Before leaving, Cox urged Sarah to get Karly to the doctor again,
pronto.

No problem, she assured him, they were taking her to a specialist
later that week. Then Sarah thanked the officer for his obvious concern.

Back at the police station, Officer Cox filed an incident report. It was
posted at 4:46 a.m. and marked
No Press
.

Welfare Check
:

On 12-11-04, I responded to 4111 N.W. Walnut Blvd. on a welfare
check. Karla Sheehan’s (age 2) parents (David and Sarah Sheehan) are divorced
and she rotates who she stays with. Karla has recently started pulling her
hair out and hitting herself in the face and scratching herself with her hands/fingernails
while staying with Sarah at 2652 NW Aspen. Karla’s hair was very thin and
much of it had been pulled out. Karla had several small scratches and bruises
on her face and head. David and Sarah believe that Karla may have psychological
and head.

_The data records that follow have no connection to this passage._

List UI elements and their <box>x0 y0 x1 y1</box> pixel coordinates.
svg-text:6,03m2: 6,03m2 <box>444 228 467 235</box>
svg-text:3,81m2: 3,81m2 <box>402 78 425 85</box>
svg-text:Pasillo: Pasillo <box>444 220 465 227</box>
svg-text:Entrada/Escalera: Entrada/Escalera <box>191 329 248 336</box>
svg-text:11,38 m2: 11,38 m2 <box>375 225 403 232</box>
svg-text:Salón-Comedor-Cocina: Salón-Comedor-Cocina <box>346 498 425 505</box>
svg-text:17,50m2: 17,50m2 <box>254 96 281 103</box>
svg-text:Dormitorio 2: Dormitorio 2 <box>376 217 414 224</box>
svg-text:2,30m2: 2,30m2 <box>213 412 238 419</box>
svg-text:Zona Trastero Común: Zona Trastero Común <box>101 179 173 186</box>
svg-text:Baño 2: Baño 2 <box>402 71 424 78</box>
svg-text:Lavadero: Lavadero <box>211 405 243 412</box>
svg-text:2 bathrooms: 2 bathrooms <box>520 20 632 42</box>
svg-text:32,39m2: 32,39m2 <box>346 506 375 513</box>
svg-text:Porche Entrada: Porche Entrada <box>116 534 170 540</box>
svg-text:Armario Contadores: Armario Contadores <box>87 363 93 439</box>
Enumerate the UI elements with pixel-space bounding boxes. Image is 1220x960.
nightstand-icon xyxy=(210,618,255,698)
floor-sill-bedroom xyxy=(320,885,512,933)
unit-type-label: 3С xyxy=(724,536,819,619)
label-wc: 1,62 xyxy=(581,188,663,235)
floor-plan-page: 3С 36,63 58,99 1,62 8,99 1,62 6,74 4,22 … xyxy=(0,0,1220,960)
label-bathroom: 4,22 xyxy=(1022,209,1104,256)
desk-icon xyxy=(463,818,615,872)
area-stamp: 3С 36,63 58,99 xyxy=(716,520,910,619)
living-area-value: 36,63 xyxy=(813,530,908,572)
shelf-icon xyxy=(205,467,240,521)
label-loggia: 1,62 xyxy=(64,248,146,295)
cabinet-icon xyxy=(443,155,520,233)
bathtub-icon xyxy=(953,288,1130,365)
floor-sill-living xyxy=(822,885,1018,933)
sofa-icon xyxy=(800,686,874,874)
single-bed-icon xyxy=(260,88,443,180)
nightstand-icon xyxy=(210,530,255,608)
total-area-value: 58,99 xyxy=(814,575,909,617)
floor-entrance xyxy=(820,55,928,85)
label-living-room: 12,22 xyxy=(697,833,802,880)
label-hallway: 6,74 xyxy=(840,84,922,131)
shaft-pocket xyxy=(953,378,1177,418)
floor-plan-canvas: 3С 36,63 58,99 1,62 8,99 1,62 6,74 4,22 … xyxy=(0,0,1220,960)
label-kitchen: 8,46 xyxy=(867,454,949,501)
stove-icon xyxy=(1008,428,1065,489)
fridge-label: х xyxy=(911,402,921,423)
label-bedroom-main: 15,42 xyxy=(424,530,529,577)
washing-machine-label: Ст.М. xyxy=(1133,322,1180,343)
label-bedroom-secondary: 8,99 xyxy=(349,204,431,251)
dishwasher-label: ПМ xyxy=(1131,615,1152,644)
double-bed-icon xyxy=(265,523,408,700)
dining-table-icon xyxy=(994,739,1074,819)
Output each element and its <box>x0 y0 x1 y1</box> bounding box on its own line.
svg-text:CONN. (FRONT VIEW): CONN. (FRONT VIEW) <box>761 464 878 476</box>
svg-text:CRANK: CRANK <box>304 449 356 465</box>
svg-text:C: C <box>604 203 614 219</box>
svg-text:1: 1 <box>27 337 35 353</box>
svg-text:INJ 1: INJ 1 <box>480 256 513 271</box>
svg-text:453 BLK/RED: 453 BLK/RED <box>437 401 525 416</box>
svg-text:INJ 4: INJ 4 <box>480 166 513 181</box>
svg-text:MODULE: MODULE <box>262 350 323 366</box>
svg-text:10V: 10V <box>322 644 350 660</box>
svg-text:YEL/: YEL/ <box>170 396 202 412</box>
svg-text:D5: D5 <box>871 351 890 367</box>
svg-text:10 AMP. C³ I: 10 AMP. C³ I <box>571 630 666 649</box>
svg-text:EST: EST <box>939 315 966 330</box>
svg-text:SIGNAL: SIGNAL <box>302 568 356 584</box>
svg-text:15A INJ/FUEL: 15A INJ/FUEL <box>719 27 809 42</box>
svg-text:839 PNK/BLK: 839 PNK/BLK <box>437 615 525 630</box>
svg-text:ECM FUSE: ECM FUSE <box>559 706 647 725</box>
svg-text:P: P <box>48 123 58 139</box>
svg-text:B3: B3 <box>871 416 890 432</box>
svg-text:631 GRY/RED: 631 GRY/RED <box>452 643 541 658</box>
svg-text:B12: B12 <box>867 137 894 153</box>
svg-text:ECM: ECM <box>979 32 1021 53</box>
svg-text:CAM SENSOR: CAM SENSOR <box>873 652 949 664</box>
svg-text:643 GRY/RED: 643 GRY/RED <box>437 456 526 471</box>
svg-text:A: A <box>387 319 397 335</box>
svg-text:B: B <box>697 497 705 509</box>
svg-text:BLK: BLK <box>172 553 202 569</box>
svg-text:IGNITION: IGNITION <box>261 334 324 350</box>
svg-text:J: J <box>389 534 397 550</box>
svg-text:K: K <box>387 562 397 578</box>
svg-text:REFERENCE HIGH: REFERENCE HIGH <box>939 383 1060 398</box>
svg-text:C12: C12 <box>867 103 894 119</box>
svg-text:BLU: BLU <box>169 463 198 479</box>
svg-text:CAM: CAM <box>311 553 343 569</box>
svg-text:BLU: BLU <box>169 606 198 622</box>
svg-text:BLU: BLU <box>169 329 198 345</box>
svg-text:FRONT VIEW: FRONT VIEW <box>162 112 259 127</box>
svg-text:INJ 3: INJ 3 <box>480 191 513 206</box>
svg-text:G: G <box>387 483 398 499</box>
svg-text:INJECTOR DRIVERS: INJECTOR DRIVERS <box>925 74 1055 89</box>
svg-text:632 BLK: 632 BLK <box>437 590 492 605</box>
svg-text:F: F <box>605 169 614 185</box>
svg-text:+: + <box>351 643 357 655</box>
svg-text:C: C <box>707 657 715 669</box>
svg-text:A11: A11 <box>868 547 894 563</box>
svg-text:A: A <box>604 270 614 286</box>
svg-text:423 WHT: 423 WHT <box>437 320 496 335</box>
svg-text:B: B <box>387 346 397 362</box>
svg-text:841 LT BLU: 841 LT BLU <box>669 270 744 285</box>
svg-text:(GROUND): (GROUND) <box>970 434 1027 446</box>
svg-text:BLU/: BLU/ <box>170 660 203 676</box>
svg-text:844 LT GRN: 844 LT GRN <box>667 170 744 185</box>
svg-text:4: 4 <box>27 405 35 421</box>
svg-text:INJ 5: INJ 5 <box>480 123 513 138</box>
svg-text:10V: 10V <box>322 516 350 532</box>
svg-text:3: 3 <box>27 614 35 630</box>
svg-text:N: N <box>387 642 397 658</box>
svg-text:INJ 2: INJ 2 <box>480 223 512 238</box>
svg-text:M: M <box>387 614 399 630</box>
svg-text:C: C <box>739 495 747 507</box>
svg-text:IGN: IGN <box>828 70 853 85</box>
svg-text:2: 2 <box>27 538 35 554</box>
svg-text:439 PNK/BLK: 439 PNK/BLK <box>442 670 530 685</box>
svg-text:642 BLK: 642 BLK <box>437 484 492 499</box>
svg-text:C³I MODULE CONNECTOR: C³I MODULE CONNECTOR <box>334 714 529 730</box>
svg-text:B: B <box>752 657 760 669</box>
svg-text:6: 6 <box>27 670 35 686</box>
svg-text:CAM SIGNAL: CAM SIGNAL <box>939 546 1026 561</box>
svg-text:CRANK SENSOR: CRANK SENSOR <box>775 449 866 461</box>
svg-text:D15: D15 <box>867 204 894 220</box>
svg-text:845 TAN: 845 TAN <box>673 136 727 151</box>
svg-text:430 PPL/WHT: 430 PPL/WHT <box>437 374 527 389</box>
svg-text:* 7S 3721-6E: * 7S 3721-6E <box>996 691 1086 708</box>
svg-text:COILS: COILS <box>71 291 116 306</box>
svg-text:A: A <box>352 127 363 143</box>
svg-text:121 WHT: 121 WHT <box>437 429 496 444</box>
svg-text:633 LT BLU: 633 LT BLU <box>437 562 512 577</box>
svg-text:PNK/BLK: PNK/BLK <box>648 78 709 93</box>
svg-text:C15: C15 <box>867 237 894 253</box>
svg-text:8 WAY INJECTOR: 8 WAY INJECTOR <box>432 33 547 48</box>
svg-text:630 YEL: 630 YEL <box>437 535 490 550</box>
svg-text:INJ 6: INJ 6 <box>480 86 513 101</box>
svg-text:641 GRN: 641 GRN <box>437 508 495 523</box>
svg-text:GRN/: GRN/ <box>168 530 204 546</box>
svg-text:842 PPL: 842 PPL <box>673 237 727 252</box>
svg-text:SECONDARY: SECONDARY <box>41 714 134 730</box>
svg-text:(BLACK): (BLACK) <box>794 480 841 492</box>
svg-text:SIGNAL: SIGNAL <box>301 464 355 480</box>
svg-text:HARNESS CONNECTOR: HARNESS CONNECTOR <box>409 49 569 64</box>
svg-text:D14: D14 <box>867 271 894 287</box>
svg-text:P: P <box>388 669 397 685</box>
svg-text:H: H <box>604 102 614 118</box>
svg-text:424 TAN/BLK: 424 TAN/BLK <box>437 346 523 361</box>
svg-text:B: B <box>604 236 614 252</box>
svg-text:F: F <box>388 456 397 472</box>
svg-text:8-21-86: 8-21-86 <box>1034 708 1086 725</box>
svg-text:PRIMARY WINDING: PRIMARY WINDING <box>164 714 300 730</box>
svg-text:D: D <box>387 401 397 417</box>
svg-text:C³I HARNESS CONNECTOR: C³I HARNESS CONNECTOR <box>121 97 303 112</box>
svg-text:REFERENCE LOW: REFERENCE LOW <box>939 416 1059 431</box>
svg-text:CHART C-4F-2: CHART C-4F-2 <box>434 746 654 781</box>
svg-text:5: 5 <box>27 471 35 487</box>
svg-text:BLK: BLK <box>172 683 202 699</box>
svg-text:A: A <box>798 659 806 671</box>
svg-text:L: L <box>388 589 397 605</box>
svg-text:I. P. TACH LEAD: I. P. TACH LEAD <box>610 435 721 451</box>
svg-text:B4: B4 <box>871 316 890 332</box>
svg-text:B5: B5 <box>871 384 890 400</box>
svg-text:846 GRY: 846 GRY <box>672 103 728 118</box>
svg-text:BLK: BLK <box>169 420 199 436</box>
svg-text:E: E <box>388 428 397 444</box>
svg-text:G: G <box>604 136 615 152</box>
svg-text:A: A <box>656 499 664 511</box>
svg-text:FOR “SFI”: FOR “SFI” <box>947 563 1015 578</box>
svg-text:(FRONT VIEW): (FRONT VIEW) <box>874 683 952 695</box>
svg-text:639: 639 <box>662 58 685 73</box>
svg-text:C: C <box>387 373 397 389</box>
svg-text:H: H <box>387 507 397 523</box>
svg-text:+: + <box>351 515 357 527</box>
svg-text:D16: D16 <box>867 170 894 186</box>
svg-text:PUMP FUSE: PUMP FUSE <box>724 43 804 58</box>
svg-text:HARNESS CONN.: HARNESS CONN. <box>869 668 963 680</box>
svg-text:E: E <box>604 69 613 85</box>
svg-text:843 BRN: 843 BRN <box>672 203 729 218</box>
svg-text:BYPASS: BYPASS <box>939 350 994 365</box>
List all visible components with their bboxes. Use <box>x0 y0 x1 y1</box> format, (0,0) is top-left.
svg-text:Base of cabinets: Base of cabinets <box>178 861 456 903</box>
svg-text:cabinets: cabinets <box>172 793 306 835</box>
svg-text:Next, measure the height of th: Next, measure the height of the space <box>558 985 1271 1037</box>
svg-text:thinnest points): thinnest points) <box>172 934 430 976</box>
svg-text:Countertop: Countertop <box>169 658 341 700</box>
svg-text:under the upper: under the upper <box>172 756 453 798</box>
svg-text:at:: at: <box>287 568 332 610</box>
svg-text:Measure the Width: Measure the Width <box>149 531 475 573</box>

David and Sarah believe that Karla may have psychological
problems and are getting her an appointment with a specialist on
12-13-2004. The scratches, bruises and the missing hair that I observed on
Karla appeared consistent with self-inflicted injuries.

Cox sent his report to DHS, and to Detective Karin Stauder, as
required, standard operating procedure for any potential child abuse case.